John Preston
Hillary, Obama, Osama — and a hapless Bill
Who is Hillary Clinton? HRC, a biography by Jonathan Allen and Amie Parnes, has sentences full of anecdotes but empty of analysis
The actor David Niven was once badgered by the American columnist William F. Buckley to introduce him to Marc Chagall, a neighbour of Niven’s in Switzerland. Buckley, a keen amateur painter, wanted to know what Chagall thought of his work. With grave misgivings, Niven agreed to set up a meeting. Chagall in silence gazed at Buckley’s pictures for some time until Buckley could restrain himself no longer. ‘Well, what do you think?’ he asked — whereupon Chagall clapped his hand to his brow and groaned, ‘Poor paint!’
I felt something similar on reading this book about Hillary Clinton’s time as US Secretary of State. It’s not that it’s slapdash, or short on detail — quite the reverse; it’s just that its two authors hurl themselves at the English language like two treefellers with a very big axe.
Right from the off, it’s plain that Jonathan Allen and Amie Parnes are hellbent on breaking the record for shoehorning as much extraneous detail into one sentence as possible. With what now seems hopeless naivete, I thought their description of Hillary Clinton’s former senior adviser, Capricia Marshall, would take some beating:
“A brunette with a chic short haircut and highlights, the half-Croatian and half-Mexican Marshall, who favored rigorous P90X workouts, went way back with the Clintons.
That, though, was before I came to the pen-portrait of Jared Cohen, who used to be on Clinton’s police planning staff:
“Thin, with curly black hair and blue eyes that come alive when he talks about a new idea, Cohen is a native of Weston, Connecticut, a wealthy New York suburb where the median income reaches nearly $200,000 a year.
Yet somewhere in here — albeit buried several fathoms deep — is a fascinating story: how did Hillary Clinton go from being Barack Obama’s embittered rival to his most trusted colleague? Before becoming Secretary of State, Clinton had never run a government department before. She didn’t even know that much about foreign affairs, although we learn that ‘she understood that engaging in diplomacy in hostile parts of the world was a calculated risk’ — which is something, I guess.
She turned down Obama’s offer of the job at least three times. Then when she did relent, her tenure got off to a less-than-promising start. Keen to put relations with the Russians on a new footing, Clinton presented her counterpart, Sergei Lavrov, with a specially struck button bearing the American and Russian words for ‘Reset’. Far from being pleased, Lavrov seemed strangely puzzled by his present — until someone realised that the translator had inadvertently put in the word for ‘Overcharge’ instead.
At first relations between Hillary and Obama were frosty — it didn’t help that the President and Bill Clinton circled each other like two roosters whenever they met. But it wasn’t long before Hillary’s ravenous appetite for work and the hawkish gleam in her eye won Obama’s respect. Indeed, he was so impressed that he gave her a specially monogrammed iPad case with her initials on one side and ‘Secretary of State’ on the other.

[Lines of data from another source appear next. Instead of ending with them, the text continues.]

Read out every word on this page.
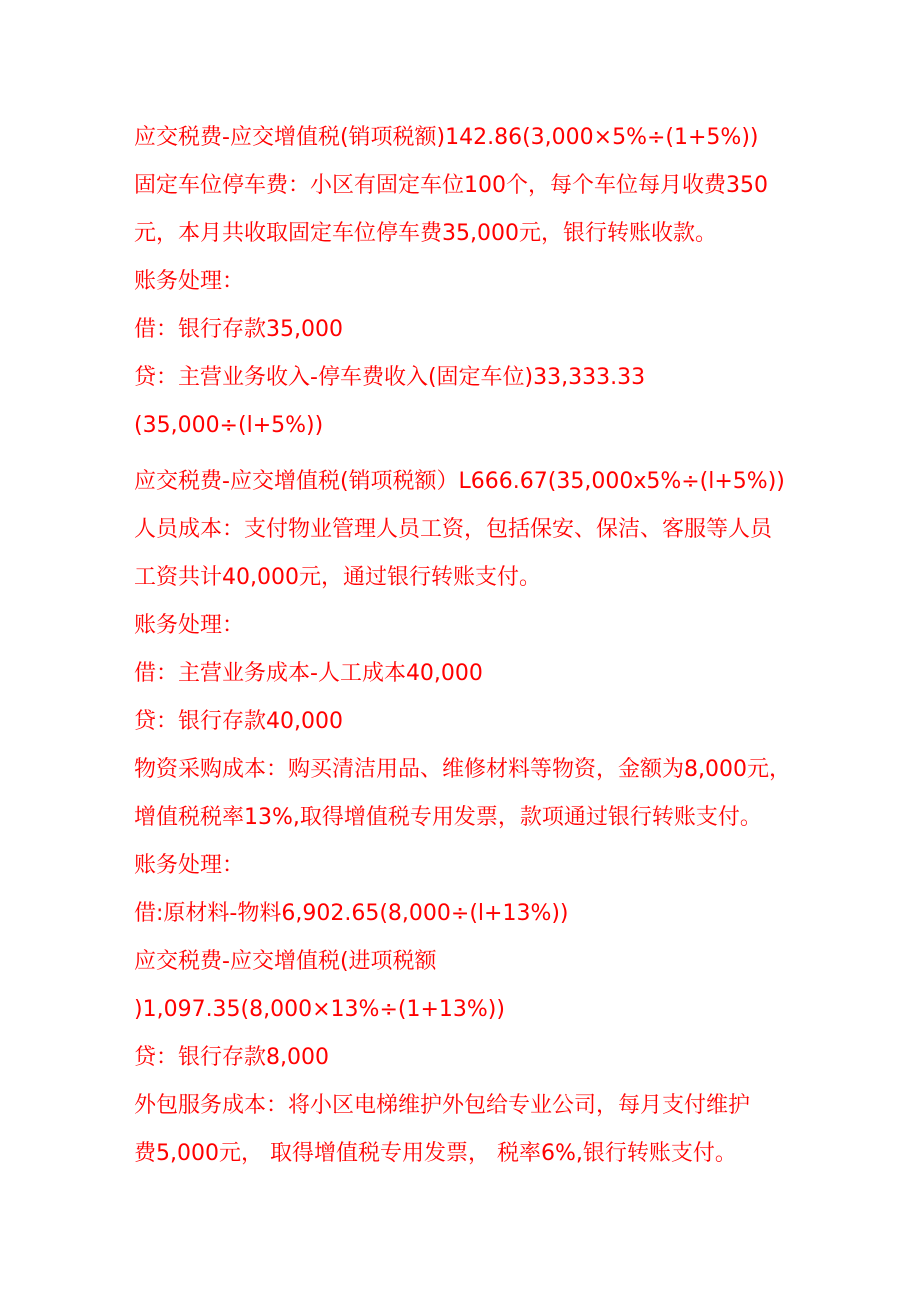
应交税费-应交增值税(销项税额)142.86(3,000×5%÷(1+5%))
固定车位停车费：小区有固定车位100个，每个车位每月收费350
元，本月共收取固定车位停车费35,000元，银行转账收款。
账务处理：
借：银行存款35,000
贷：主营业务收入-停车费收入(固定车位)33,333.33
(35,000÷(l+5%))
应交税费-应交增值税(销项税额）L666.67(35,000x5%÷(l+5%))
人员成本：支付物业管理人员工资，包括保安、保洁、客服等人员
工资共计40,000元，通过银行转账支付。
账务处理：
借：主营业务成本-人工成本40,000
贷：银行存款40,000
物资采购成本：购买清洁用品、维修材料等物资，金额为8,000元，
增值税税率13%,取得增值税专用发票，款项通过银行转账支付。
账务处理：
借:原材料-物料6,902.65(8,000÷(l+13%))
应交税费-应交增值税(进项税额
)1,097.35(8,000×13%÷(1+13%))
贷：银行存款8,000
外包服务成本：将小区电梯维护外包给专业公司，每月支付维护
费5,000元， 取得增值税专用发票， 税率6%,银行转账支付。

Normally, I’m a sucker for these sorts of details, but here you have to winkle them out from under a ton of verbiage and unfiltered information. Allen and Parnes have chucked everything into the mix, including some of the blandest unattributed quotes ever assembled — ‘“She has a full range of emotions,” says one former senior government official.’

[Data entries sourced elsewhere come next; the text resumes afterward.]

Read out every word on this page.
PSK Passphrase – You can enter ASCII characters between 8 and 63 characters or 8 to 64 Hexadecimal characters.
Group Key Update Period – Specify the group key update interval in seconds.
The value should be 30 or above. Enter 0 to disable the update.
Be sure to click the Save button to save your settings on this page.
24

Yet amid all this, there’s hardly any analysis of Hillary’s strengths and weaknesses as Secretary of State. Every so often they allow themselves a whisper of criticism — most notably over her failure to foresee the storming of the US Embassy in Benghazi in which special envoy Chris Stevens was murdered. For the most part, though, they adopt a reverently supine crouch.
There isn’t even much analysis of Hillary herself. However full her range of emotions might be, she’s plainly not that big on charm — ‘Call me HRC,’ she once told chat-show hostess Ellen de Degeneres. On the other hand, it’s hard to remain entirely resistant to anyone who, on being reminded of her evening’s social engagement, snarled, ‘Fuck the White House correspondents’ dinner.’

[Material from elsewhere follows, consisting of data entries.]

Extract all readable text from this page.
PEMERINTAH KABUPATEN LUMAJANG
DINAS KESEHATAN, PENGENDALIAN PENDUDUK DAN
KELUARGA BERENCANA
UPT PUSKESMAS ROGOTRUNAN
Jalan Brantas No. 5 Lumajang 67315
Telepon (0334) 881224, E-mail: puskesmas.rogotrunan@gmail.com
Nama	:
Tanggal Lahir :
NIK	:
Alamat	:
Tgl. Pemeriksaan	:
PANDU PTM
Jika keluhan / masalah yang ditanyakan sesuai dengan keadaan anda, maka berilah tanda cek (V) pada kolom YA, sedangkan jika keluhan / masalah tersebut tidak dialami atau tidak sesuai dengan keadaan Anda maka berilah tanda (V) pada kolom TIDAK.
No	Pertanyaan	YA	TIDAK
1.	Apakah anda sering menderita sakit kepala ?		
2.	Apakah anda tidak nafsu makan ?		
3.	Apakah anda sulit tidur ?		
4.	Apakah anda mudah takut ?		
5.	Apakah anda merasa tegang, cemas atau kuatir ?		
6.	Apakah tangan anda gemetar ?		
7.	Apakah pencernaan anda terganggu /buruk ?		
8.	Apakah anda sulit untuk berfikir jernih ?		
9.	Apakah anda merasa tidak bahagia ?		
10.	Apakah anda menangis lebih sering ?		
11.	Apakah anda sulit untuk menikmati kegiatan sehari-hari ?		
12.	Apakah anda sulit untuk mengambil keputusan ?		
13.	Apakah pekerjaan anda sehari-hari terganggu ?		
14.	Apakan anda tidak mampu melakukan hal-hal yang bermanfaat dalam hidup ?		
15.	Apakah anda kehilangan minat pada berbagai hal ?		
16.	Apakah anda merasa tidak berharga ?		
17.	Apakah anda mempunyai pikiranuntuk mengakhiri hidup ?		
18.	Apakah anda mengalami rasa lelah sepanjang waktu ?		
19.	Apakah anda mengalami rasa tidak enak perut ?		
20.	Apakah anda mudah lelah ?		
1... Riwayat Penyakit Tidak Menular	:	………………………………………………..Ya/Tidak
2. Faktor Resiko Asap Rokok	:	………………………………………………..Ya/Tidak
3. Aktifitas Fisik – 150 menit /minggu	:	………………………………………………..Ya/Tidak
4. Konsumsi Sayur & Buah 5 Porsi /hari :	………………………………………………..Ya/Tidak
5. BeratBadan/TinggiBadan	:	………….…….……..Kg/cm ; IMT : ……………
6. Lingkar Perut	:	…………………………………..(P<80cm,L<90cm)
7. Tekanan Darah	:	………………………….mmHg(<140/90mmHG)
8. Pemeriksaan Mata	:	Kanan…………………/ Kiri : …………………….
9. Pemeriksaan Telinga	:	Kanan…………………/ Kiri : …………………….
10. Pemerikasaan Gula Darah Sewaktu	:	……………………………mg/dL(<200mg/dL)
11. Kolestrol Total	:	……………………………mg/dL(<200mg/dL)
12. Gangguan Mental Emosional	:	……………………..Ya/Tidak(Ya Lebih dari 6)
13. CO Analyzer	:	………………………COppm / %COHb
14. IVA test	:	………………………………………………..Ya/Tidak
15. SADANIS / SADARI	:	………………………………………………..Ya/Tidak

That, of course, was the evening in May 2011 when bin Laden was killed. It’s here that the most revealing detail of all about Hillary emerges — or at least about the state of her marriage. After the news came through, Obama thought that, as a courtesy, he’d better phone Bill Clinton. ‘I’m sure Hillary has told you what’s happened,’ Obama began. There was a surprised silence from the other end of the phone. ‘I don’t know what you’re talking about,’ said Clinton. Hillary, it transpired, hadn’t even bothered to fill him in.